I’ve demonstrated Brie Larson in Room levels of stoicism; though the irony of having to is that no-one can corroborate your emotional strength. Tuesday, especially, saw my contention with a very difficult obstacle. I’d decided to wear yoga pants, because they were somewhat warmer than my pjs, but in my heightened state of weakness when the time came to remove them, it presented a challenge. I literally didn’t have the strength to pull them from my ankles and had to take a couple of moments to –  in true Kate Winslet style –  gather.

So if ever you’re faced with having to face the flu alone, I impart my wisdom on how to make it through what feels like Armageddon…

Build yourself a flu fort. My bed has become a depot for all things alleviation-related. Strepsils, tablets, cough medicine and tissues are all within reaching distance (on the side where my clock also belongs, so I can monitor my dosages). My phone and laptop are also on standby for emergencies and entertainment purposes. This is where the Netflix ‘continue playing’ feature really feels like a stroke of genius. I powered through about 15 episodes of The Good Wife yesterday, because who better than Alicia Florrick to guide you through a rough patch. The woman is a machine.

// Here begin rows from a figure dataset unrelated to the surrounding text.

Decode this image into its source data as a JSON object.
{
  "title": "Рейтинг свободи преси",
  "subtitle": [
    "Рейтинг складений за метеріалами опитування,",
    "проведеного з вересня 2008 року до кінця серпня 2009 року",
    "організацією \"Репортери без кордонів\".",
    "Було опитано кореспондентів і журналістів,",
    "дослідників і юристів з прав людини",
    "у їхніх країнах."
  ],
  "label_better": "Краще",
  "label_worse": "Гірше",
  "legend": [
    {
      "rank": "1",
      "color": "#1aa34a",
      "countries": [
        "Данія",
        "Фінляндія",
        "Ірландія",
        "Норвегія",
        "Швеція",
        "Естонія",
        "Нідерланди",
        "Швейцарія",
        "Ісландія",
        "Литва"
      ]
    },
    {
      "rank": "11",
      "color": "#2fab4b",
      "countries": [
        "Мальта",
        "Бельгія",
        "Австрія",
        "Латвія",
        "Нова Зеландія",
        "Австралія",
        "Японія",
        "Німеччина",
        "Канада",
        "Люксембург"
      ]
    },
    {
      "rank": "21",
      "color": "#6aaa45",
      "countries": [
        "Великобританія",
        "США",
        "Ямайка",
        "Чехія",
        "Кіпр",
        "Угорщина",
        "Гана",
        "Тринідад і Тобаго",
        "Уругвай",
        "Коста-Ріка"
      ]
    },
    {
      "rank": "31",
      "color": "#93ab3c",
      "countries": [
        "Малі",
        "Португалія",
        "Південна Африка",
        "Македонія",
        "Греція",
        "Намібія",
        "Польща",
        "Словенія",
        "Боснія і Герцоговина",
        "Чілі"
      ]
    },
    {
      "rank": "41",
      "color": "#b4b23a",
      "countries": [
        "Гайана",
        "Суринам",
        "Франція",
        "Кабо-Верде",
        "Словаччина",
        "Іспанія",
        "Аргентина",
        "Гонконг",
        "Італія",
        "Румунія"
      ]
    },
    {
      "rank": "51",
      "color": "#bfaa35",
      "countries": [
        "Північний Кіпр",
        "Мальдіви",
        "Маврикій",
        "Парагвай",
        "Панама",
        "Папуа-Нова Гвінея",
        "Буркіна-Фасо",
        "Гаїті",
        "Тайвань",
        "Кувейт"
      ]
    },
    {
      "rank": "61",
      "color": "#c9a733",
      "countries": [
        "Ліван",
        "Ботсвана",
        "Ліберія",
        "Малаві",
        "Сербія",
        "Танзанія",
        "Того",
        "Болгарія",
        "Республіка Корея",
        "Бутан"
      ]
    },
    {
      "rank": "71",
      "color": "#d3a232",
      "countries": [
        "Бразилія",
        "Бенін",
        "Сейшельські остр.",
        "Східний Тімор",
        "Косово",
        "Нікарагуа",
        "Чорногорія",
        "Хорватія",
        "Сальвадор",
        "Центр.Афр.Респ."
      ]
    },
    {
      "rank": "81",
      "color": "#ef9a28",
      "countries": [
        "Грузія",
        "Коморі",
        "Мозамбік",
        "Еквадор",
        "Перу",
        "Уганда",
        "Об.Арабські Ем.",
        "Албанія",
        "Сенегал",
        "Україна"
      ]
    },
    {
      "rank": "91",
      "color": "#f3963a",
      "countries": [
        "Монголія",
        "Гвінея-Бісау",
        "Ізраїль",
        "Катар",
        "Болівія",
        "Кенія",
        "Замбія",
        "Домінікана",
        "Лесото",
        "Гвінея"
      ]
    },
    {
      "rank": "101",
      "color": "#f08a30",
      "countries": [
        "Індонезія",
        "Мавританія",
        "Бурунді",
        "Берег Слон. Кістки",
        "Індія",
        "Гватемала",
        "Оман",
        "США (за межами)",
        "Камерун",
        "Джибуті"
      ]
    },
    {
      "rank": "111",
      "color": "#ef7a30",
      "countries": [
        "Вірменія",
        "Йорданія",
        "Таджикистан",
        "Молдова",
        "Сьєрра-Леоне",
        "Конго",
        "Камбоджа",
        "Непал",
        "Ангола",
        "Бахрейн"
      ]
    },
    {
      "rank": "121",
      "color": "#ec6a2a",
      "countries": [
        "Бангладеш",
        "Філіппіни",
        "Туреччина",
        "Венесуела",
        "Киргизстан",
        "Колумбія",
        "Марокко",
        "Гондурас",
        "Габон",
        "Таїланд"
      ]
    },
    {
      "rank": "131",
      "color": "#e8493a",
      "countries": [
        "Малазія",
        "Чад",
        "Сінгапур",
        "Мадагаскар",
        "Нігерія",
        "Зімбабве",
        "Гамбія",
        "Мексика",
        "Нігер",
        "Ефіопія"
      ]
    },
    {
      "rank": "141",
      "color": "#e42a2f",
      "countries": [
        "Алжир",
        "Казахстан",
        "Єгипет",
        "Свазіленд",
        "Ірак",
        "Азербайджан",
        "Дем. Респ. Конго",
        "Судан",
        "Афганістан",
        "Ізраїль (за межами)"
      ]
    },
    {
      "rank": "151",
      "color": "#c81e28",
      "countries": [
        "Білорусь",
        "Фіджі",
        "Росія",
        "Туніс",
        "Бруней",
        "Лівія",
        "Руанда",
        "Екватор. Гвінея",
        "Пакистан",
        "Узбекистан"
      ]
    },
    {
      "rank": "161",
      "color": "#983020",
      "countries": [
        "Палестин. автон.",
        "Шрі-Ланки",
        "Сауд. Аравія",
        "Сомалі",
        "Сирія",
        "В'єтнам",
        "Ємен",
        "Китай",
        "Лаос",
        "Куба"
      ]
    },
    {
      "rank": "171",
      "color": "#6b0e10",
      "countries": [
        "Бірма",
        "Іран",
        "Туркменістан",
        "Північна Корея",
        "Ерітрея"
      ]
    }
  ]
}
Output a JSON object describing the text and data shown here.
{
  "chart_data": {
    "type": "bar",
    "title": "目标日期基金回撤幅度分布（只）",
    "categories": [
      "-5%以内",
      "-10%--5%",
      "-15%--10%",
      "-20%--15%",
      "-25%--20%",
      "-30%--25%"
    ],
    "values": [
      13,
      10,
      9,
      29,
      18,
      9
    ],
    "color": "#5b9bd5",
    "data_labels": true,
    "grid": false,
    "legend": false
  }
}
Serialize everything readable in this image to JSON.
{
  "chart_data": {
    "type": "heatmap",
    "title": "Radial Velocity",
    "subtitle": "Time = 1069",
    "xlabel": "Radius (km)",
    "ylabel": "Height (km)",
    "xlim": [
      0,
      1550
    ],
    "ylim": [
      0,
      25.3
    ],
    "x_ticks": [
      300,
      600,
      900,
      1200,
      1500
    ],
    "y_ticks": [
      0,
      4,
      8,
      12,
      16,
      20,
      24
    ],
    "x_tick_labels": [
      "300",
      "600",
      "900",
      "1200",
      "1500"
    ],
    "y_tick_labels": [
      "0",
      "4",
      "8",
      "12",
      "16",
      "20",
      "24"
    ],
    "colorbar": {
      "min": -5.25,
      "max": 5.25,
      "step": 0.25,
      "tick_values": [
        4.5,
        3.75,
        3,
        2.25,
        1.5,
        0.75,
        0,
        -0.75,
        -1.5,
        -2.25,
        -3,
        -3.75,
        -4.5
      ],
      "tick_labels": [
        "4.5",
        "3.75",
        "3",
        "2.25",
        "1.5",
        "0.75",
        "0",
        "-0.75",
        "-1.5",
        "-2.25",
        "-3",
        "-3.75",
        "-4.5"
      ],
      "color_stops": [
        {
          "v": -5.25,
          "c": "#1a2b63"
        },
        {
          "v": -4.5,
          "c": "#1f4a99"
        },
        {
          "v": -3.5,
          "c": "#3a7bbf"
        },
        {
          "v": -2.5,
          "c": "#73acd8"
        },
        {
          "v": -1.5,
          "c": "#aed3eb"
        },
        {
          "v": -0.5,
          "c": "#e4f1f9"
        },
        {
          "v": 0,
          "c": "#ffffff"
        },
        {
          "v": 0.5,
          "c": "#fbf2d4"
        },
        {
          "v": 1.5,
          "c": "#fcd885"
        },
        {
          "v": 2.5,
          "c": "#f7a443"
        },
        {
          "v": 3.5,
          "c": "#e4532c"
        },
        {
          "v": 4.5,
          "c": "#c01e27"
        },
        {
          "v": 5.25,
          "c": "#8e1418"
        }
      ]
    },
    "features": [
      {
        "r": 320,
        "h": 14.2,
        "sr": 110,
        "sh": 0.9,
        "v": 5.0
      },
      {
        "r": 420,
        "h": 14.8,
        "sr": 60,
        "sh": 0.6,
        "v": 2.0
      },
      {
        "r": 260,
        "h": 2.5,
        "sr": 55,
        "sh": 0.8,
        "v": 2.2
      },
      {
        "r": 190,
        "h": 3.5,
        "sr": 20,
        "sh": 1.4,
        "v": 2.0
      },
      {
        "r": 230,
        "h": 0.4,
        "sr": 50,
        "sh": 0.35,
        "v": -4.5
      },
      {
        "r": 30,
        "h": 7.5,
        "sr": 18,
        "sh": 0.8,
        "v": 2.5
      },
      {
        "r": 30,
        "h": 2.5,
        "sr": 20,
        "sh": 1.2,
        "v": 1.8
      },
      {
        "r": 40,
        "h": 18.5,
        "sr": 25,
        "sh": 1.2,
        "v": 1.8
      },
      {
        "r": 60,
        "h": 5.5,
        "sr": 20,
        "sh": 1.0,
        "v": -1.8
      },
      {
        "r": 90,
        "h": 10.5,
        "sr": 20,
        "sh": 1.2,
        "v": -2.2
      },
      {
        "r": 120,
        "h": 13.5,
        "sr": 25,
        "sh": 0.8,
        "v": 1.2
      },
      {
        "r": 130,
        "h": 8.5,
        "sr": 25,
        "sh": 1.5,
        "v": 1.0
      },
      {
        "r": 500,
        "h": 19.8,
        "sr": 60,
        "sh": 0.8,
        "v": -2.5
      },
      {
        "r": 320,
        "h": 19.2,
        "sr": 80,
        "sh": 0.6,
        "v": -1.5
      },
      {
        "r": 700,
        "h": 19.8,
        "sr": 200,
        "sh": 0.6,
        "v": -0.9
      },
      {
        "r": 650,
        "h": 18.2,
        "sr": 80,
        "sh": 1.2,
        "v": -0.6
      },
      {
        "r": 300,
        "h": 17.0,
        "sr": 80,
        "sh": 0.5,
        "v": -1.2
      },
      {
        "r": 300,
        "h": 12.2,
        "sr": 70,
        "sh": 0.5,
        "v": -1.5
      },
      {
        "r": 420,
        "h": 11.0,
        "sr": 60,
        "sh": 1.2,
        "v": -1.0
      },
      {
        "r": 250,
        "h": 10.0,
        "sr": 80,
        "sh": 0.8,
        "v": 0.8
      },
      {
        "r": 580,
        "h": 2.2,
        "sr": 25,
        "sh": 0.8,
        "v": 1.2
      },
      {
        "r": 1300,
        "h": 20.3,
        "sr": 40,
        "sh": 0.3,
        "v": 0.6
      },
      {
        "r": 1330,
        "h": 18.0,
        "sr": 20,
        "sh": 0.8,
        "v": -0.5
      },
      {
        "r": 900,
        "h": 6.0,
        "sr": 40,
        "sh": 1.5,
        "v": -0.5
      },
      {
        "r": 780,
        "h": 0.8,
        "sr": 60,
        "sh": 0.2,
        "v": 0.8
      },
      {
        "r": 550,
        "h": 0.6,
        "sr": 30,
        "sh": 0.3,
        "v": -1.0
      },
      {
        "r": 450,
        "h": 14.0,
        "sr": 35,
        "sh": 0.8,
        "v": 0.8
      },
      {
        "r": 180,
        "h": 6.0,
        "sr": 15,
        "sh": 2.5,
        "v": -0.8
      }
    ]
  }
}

The old saying goes ‘feed a cold, starve a fever’. But any advice with the word ‘starve’ in it, I’m likely to take with a pinch, or heaped tablespoon, of salt as I gargle away my sore throat. Eat often and eat well. I just bought a shit ton of broccoli and ginger soup, along with enough fruit and veg to open a grocery business. And one of the minimal plus-sides to being alone when struck down in your prime, is that no-one can see you chew your food with your mouth open when your blocked nose means you can’t otherwise breathe.

Stay clean. I don’t mean off-drugs; if anything you’ll be more drugged up than that time at uni you convinced yourself you were a baller and took two Hay-fever tablets before drinking 2 pints of cider. I mean, no matter how weak and unwell you feel, drag yourself to the shower a la Leonardo DiCaprio in any of his recent movies. You’d have thought that being alone meant getting away with not lathering up for a few days, but not only will the steam help with your sinuses, freshening up will just make you feel so much more alive than stewing in your, by now, germ-ridden flu fort.

Give yourself a break. The hardest thing to do when you’re off-sick is to not be hard on yourself. I felt like I was letting work down, like I’ve put a spanner in my Triathlon-training works, like I haven’t been able to attend goodbye drinks for a friend leaving the country. To reiterate my earlier sentiment, it fucking sucks. But there’s literally no-point in getting wound up about it, or trying to push yourself to the limit. This isn’t Mount Everest. The world isn’t watching. Just crawl into a hole for a while and wallow the shit out of this flu. This isn’t the time to be productive. Accept that and you’ll be much happier, if still incredibly snotty.

And if you’re feeling lonely? Ring your Mum. Ask a friend to give you a call. Hell, ask them to come over and join you in the flu fort if they’re feeling particularly immune. The more people you tell, the more people that care. And quite frankly, one of the best cures for the flu is sympathy.